In college cafeterias, many options are available, however, many choose the pizza, fries and cookies over the salad bar. Universities need to do a better job of providing heathier options for students.
Students pay a great deal of money for meal plans and should be getting the best quality meals. If cafeterias had better food, then it is more likely that less food would be wasted because students would actually finish their plates.
Students rely on the cafeteria to provide them with options that promote a healthy diet. Students living on campus for the first year often have to adjust to the new diet of a college student.
First year students’ new social surroundings and increased stress levels can lead to a decreasing focus on nutritious eating. According to a study at Auburn University, 70 percent of college students gain weight and body fat by the time they graduate. The average weight gain for students was 12 pounds and the highest weight gain reported in the study was 39 pounds.
Upon entering college, students indulge in the unhealthy options and the all you can eat ice cream in the dining hall. If cafeteria’s had more fruit and veggie options, students may be more likely to eating these foods. Perhaps instead of getting students excited for chicken tender day, students would be more inclined to get excited for healthier foods if we had tastier options in the cafeteria.

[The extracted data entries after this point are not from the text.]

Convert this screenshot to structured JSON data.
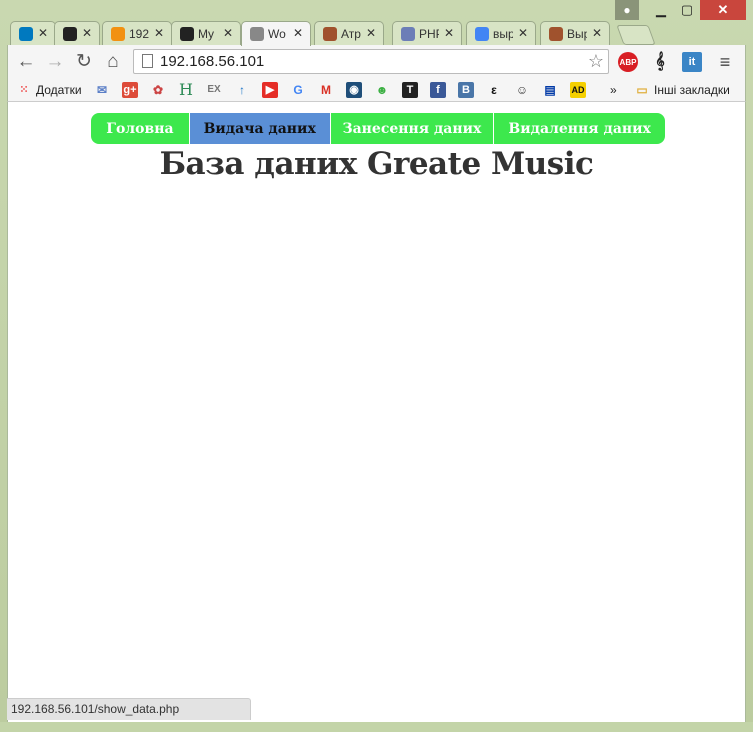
{
  "browser": {
    "tabs": [
      {
        "label": "",
        "icon": "trello-icon",
        "color": "#0079bf"
      },
      {
        "label": "",
        "icon": "github-icon",
        "color": "#222222"
      },
      {
        "label": "192",
        "icon": "phpmyadmin-icon",
        "color": "#f29111"
      },
      {
        "label": "My",
        "icon": "github-icon",
        "color": "#222222"
      },
      {
        "label": "Wo",
        "icon": "page-icon",
        "color": "#888888"
      },
      {
        "label": "Атр",
        "icon": "blocks-icon",
        "color": "#a0522d"
      },
      {
        "label": "PHP",
        "icon": "php-icon",
        "color": "#6c7eb7"
      },
      {
        "label": "выр",
        "icon": "google-icon",
        "color": "#4285f4"
      },
      {
        "label": "Выр",
        "icon": "blocks-icon",
        "color": "#a0522d"
      }
    ],
    "tab_close_glyph": "✕",
    "active_tab_index": 4,
    "url": "192.168.56.101",
    "status_text": "192.168.56.101/show_data.php",
    "bookmarks": {
      "apps_label": "Додатки",
      "items": [
        {
          "icon": "mail-icon",
          "text": "✉",
          "color": "#5b7fc7"
        },
        {
          "icon": "google-plus-icon",
          "text": "g+",
          "color": "#dd4b39"
        },
        {
          "icon": "color-icon",
          "text": "✿",
          "color": "#c44"
        },
        {
          "icon": "h-icon",
          "text": "H",
          "color": "#2e8b57"
        },
        {
          "icon": "ex-icon",
          "text": "EX",
          "color": "#777777"
        },
        {
          "icon": "arrow-up-icon",
          "text": "↑",
          "color": "#1a73c8"
        },
        {
          "icon": "youtube-icon",
          "text": "▶",
          "color": "#e52d27"
        },
        {
          "icon": "google-icon",
          "text": "G",
          "color": "#4285f4"
        },
        {
          "icon": "gmail-icon",
          "text": "M",
          "color": "#d93025"
        },
        {
          "icon": "camera-icon",
          "text": "◉",
          "color": "#1f4e79"
        },
        {
          "icon": "frog-icon",
          "text": "☻",
          "color": "#3cb043"
        },
        {
          "icon": "t-icon",
          "text": "T",
          "color": "#222222"
        },
        {
          "icon": "facebook-icon",
          "text": "f",
          "color": "#3b5998"
        },
        {
          "icon": "vk-icon",
          "text": "B",
          "color": "#4a76a8"
        },
        {
          "icon": "epsilon-icon",
          "text": "ε",
          "color": "#111111"
        },
        {
          "icon": "face-icon",
          "text": "☺",
          "color": "#333333"
        },
        {
          "icon": "flag-icon",
          "text": "▤",
          "color": "#0039a6"
        },
        {
          "icon": "ad-icon",
          "text": "AD",
          "color": "#f5d000"
        }
      ],
      "more": "»",
      "other_label": "Інші закладки"
    },
    "extensions": [
      {
        "icon": "adblock-icon",
        "text": "ABP",
        "color": "#d81e24"
      },
      {
        "icon": "music-icon",
        "text": "𝄞",
        "color": "#222222"
      },
      {
        "icon": "it-icon",
        "text": "it",
        "color": "#3a85c6"
      }
    ]
  },
  "page": {
    "menu": [
      {
        "label": "Головна",
        "active": false
      },
      {
        "label": "Видача даних",
        "active": true
      },
      {
        "label": "Занесення даних",
        "active": false
      },
      {
        "label": "Видалення даних",
        "active": false
      }
    ],
    "heading": "База даних Greate Music",
    "colors": {
      "menu_bg": "#3de84d",
      "menu_active": "#5a8fd6",
      "heading": "#333333"
    }
  }
}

The dining hall undeniably lacks in taste. It is understandable that the cafeteria needs to make meals for thousands of students, but that should not mean that the quality of the food should decrease. Many of the foods served in the dining hall are bland or not properly cooked.
Gourmet Dining Services and other food companies on college campuses need to be more mindful of what kind of service they are providing.
According to Time Magazine, federal data shows the price of a typical college dining hall contract has jumped 47 percent in the last decade. Food is an essential part of college students’ lives and for the price they are paying, the food should be better in taste and quality.